Agency upgrades Serbia's credit rating
Moody’s Investors Service has upgraded the Serbian government's issuer rating from B1 to Ba3.Source: B92
It also raised Serbia’s long-term foreign-currency and local-currency bond and deposit ceilings, the Ministry of Finance said in a statement quoted by the government.
According to Moody’s, the key drivers of the upgrade are the results of fiscal consolidation, implementation of structural reforms, better than expected economic growth outlook and ensured price stability, as well as improvements in the institutional framework and progress with the EU accession process.
The successful fiscal consolidation has led to the first primary budget surplus since 2005, reversing the upward trend of the public debt to GDP ratio, the agency said.
The fiscal deficit reached 1.4 percent of GDP, far below the 4percent target and the quantitative performance criterion set out in the arrangement with the IMF.
Moody’s expects a gradual further reduction in fiscal imbalances and the public debt share in GDP, benefiting from improvements in tax collection and a reduction in the public wage bill as a percent of GDP, despite budgeted wage increases in a part of the public sector this year.
Moody’s assesses that the implementation of structural reforms helps increase the resilience of the Serbian economy to shocks, noting that external vulnerability is expected to remain low.

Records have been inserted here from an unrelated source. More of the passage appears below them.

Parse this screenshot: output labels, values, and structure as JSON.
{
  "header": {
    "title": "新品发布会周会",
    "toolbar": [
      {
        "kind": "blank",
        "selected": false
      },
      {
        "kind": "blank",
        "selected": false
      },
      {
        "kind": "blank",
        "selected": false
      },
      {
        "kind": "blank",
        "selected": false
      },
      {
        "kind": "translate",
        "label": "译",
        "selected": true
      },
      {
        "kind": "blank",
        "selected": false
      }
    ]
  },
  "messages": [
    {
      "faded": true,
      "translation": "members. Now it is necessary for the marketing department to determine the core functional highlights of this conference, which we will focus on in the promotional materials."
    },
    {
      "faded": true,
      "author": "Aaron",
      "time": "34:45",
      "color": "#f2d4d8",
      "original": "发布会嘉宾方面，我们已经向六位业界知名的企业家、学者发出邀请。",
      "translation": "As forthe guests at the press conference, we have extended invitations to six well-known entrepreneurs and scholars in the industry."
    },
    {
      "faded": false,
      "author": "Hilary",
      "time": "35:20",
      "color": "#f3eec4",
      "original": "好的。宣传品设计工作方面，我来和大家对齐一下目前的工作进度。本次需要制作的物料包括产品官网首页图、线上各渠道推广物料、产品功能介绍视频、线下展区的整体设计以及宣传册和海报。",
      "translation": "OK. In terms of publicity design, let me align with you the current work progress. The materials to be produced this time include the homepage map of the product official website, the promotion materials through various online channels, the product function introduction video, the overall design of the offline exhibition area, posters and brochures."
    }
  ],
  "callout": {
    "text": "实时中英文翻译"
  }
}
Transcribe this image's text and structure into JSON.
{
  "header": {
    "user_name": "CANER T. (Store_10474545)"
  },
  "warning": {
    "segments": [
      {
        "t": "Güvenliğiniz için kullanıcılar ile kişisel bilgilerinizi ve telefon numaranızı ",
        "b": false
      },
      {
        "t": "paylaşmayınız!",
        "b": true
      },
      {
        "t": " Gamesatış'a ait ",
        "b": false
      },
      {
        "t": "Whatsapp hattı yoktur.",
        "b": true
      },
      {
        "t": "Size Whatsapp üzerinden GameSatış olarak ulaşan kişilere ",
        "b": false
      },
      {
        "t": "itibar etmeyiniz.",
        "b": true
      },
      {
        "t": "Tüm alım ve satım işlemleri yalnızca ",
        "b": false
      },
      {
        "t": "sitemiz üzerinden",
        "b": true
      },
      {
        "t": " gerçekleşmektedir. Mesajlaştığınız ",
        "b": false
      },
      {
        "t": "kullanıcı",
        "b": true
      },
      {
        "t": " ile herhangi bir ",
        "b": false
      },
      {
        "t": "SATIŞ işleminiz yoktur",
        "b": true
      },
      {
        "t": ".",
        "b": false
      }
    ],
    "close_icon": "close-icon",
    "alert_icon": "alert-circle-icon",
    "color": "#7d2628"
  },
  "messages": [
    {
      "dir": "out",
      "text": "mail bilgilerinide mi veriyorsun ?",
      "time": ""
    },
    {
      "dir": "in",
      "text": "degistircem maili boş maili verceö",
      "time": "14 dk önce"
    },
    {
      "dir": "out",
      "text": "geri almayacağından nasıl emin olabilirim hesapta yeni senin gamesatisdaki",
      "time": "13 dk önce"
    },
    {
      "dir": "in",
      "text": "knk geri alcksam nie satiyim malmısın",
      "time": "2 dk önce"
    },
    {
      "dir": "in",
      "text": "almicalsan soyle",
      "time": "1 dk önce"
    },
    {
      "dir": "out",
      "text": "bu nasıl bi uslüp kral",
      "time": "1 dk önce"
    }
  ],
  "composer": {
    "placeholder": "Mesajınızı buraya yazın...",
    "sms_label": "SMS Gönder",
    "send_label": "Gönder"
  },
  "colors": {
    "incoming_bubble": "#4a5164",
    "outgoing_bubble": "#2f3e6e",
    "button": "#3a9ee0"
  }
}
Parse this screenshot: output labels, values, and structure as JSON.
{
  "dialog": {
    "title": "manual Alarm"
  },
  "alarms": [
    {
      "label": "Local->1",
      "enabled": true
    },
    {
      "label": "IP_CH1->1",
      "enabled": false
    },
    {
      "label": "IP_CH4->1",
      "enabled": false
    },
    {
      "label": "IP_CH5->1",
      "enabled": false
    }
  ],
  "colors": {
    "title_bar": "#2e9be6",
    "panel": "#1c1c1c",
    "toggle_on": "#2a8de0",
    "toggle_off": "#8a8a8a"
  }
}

The current account deficit narrowed further in 2016, to around 4percent of GDP. It is expected to decline in the years to come and to remain fully covered by FDIs.
Other drivers of the upgrade of the issuer rating include the opening of eight negotiating chapters under the EU accession process, improved government effectiveness and regulatory quality.
Upward pressure on Serbia’s rating could arise from more favorable medium-term growth prospects, resulting from structural reforms and improvements in the investment environment, as well as faster than expected narrowing of fiscal imbalances.